Early-in-life involvement with drugs

  • The younger a user is when he/she first tries a drug, the higher the risk of drug abuse or addiction
  • 40 percent of kids who start drinking before 15 years old, become alcoholic
  • Decision-making, judgment and self-control areas of the brain that are still developing during the teen years. Using drugs early in life can affect the developing brain and make a teen more apt to become a risk-taker. Risk-takers often develop addictions

Social environment

  • Living or working in a high drug or alcohol use environment increases the chances of developing such abuse
  • Socioeconomic status and general quality of life also influence addictive tendencies
  • How a person was parented strongly influences their risk of addiction.
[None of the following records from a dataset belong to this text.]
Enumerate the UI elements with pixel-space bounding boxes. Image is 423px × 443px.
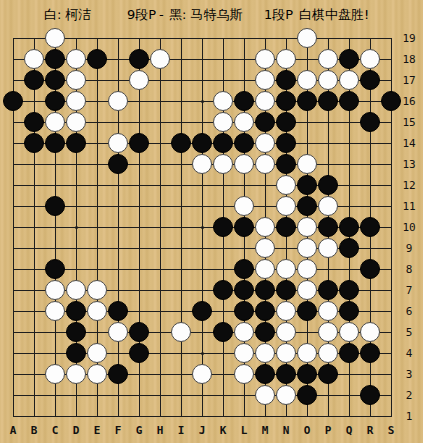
- white-stone: [297, 343, 317, 363]
- row-label: 3: [396, 368, 422, 381]
- black-stone: [192, 133, 212, 153]
- black-stone: [3, 91, 23, 111]
- column-label: D: [73, 424, 80, 437]
- row-label: 4: [396, 347, 422, 360]
- black-stone: [234, 91, 254, 111]
- white-stone: [255, 70, 275, 90]
- column-label: F: [115, 424, 122, 437]
- black-stone: [276, 280, 296, 300]
- column-label: Q: [346, 424, 353, 437]
- white-stone: [192, 364, 212, 384]
- white-stone: [255, 385, 275, 405]
- black-stone: [108, 364, 128, 384]
- row-label: 11: [396, 200, 422, 213]
- white-stone: [318, 322, 338, 342]
- white-stone: [297, 217, 317, 237]
- white-stone: [66, 280, 86, 300]
- black-stone: [318, 364, 338, 384]
- star-point: [201, 226, 204, 229]
- black-stone: [45, 70, 65, 90]
- black-stone: [339, 280, 359, 300]
- black-stone: [45, 196, 65, 216]
- black-stone: [360, 112, 380, 132]
- white-stone: [66, 364, 86, 384]
- white-stone: [318, 196, 338, 216]
- white-stone: [45, 280, 65, 300]
- black-stone: [318, 280, 338, 300]
- black-stone: [213, 217, 233, 237]
- star-point: [75, 226, 78, 229]
- column-label: S: [388, 424, 395, 437]
- white-stone: [45, 364, 65, 384]
- white-stone: [234, 154, 254, 174]
- white-stone: [276, 385, 296, 405]
- black-stone: [171, 133, 191, 153]
- white-stone: [24, 49, 44, 69]
- grid-line-vertical: [181, 38, 182, 417]
- black-stone: [339, 238, 359, 258]
- white-stone: [339, 70, 359, 90]
- column-label: C: [52, 424, 59, 437]
- white-stone: [318, 301, 338, 321]
- white-stone: [318, 343, 338, 363]
- white-stone: [150, 49, 170, 69]
- black-stone: [297, 364, 317, 384]
- white-stone: [213, 112, 233, 132]
- column-label: E: [94, 424, 101, 437]
- black-stone: [255, 112, 275, 132]
- black-stone: [255, 364, 275, 384]
- grid-line-vertical: [34, 38, 35, 417]
- column-label: M: [262, 424, 269, 437]
- black-stone: [360, 259, 380, 279]
- white-stone: [213, 91, 233, 111]
- white-stone: [276, 322, 296, 342]
- black-stone: [66, 133, 86, 153]
- white-stone: [255, 217, 275, 237]
- star-point: [201, 100, 204, 103]
- row-label: 12: [396, 179, 422, 192]
- black-stone: [318, 217, 338, 237]
- white-stone: [297, 259, 317, 279]
- column-label: R: [367, 424, 374, 437]
- black-stone: [87, 49, 107, 69]
- black-stone: [234, 259, 254, 279]
- row-label: 7: [396, 284, 422, 297]
- black-stone: [276, 154, 296, 174]
- white-stone: [234, 322, 254, 342]
- black-stone: [129, 133, 149, 153]
- white-stone: [87, 343, 107, 363]
- black-stone: [24, 133, 44, 153]
- black-stone: [108, 301, 128, 321]
- black-stone: [297, 175, 317, 195]
- white-stone: [297, 154, 317, 174]
- black-stone: [24, 112, 44, 132]
- white-stone: [255, 259, 275, 279]
- white-stone: [66, 49, 86, 69]
- white-stone: [234, 343, 254, 363]
- white-stone: [129, 70, 149, 90]
- column-label: P: [325, 424, 332, 437]
- go-board[interactable]: ABCDEFGHIJKLMNOPQRS191817161514131211109…: [0, 0, 423, 443]
- white-stone: [276, 196, 296, 216]
- black-stone: [45, 133, 65, 153]
- white-stone: [255, 343, 275, 363]
- row-label: 9: [396, 242, 422, 255]
- black-stone: [297, 385, 317, 405]
- black-stone: [255, 301, 275, 321]
- black-stone: [45, 259, 65, 279]
- column-label: G: [136, 424, 143, 437]
- white-stone: [318, 70, 338, 90]
- white-stone: [297, 238, 317, 258]
- black-stone: [192, 301, 212, 321]
- black-stone: [129, 322, 149, 342]
- white-stone: [255, 154, 275, 174]
- white-stone: [276, 259, 296, 279]
- row-label: 14: [396, 137, 422, 150]
- row-label: 5: [396, 326, 422, 339]
- white-stone: [66, 70, 86, 90]
- black-stone: [360, 343, 380, 363]
- white-stone: [255, 49, 275, 69]
- white-stone: [297, 280, 317, 300]
- column-label: N: [283, 424, 290, 437]
- black-stone: [66, 322, 86, 342]
- column-label: L: [241, 424, 248, 437]
- black-stone: [276, 112, 296, 132]
- column-label: J: [199, 424, 206, 437]
- white-stone: [276, 49, 296, 69]
- white-stone: [108, 322, 128, 342]
- black-stone: [360, 70, 380, 90]
- white-stone: [234, 112, 254, 132]
- row-label: 10: [396, 221, 422, 234]
- black-stone: [213, 133, 233, 153]
- white-stone: [255, 133, 275, 153]
- row-label: 8: [396, 263, 422, 276]
- black-stone: [234, 217, 254, 237]
- white-stone: [234, 364, 254, 384]
- star-point: [201, 352, 204, 355]
- row-label: 6: [396, 305, 422, 318]
- row-label: 15: [396, 116, 422, 129]
- white-stone: [234, 196, 254, 216]
- white-stone: [87, 364, 107, 384]
- white-stone: [297, 28, 317, 48]
- grid-line-vertical: [160, 38, 161, 417]
- black-stone: [276, 133, 296, 153]
- column-label: O: [304, 424, 311, 437]
- black-stone: [45, 49, 65, 69]
- column-label: A: [10, 424, 17, 437]
- white-stone: [318, 49, 338, 69]
- black-stone: [339, 217, 359, 237]
- black-stone: [297, 196, 317, 216]
- row-label: 16: [396, 95, 422, 108]
- white-stone: [255, 238, 275, 258]
- white-stone: [87, 280, 107, 300]
- black-stone: [360, 385, 380, 405]
- black-stone: [255, 322, 275, 342]
- white-stone: [318, 238, 338, 258]
- white-stone: [360, 49, 380, 69]
- white-stone: [339, 322, 359, 342]
- column-label: H: [157, 424, 164, 437]
- column-label: B: [31, 424, 38, 437]
- black-stone: [276, 70, 296, 90]
- black-stone: [255, 280, 275, 300]
- black-stone: [318, 175, 338, 195]
- black-stone: [339, 301, 359, 321]
- black-stone: [213, 322, 233, 342]
- white-stone: [255, 91, 275, 111]
- black-stone: [339, 91, 359, 111]
- column-label: K: [220, 424, 227, 437]
- row-label: 18: [396, 53, 422, 66]
- black-stone: [129, 343, 149, 363]
- white-stone: [108, 133, 128, 153]
- white-stone: [297, 70, 317, 90]
- black-stone: [360, 217, 380, 237]
- white-stone: [87, 301, 107, 321]
- row-label: 1: [396, 410, 422, 423]
- row-label: 2: [396, 389, 422, 402]
- white-stone: [66, 112, 86, 132]
- black-stone: [297, 91, 317, 111]
- white-stone: [192, 154, 212, 174]
- black-stone: [318, 91, 338, 111]
- black-stone: [213, 280, 233, 300]
- white-stone: [45, 301, 65, 321]
- black-stone: [66, 343, 86, 363]
- white-stone: [171, 322, 191, 342]
- white-stone: [213, 154, 233, 174]
- black-stone: [234, 280, 254, 300]
- black-stone: [339, 343, 359, 363]
- white-stone: [66, 91, 86, 111]
- white-stone: [276, 175, 296, 195]
- column-label: I: [178, 424, 185, 437]
- black-stone: [339, 49, 359, 69]
- black-stone: [234, 301, 254, 321]
- black-stone: [108, 154, 128, 174]
- black-stone: [276, 91, 296, 111]
- white-stone: [45, 28, 65, 48]
- white-stone: [276, 301, 296, 321]
- white-stone: [108, 91, 128, 111]
- row-label: 13: [396, 158, 422, 171]
- black-stone: [66, 301, 86, 321]
- black-stone: [45, 91, 65, 111]
- black-stone: [276, 217, 296, 237]
- black-stone: [297, 301, 317, 321]
- white-stone: [45, 112, 65, 132]
- black-stone: [24, 70, 44, 90]
- row-label: 19: [396, 32, 422, 45]
- white-stone: [276, 343, 296, 363]
- black-stone: [129, 49, 149, 69]
- black-stone: [234, 133, 254, 153]
- white-stone: [360, 322, 380, 342]
- black-stone: [276, 364, 296, 384]
- row-label: 17: [396, 74, 422, 87]
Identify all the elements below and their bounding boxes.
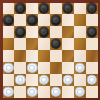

The more parental involvement, the less likely a child is to become an addict

Childhood trauma

  • Experiencing childhood stress or trauma such as family conflicts, physical abuse and/or sexual abuse actually changes a child’s brain chemistry and makes them vulnerable to addictive behavior
  • The more risk factors that a person has, the more likely they are to develop an addiction.

Addiction Prevention

Drug addiction can be prevented. When there is family, school, community and media involvement in preventing drug problems, drug abuse is reduced. That is a proven fact among addiction researchers.

It is imperative to educate the general American public, especially the young population, about the risks of drug abuse, which can lead to life-changing drug addiction. Trends show that when honest and critical information is provided, people listen.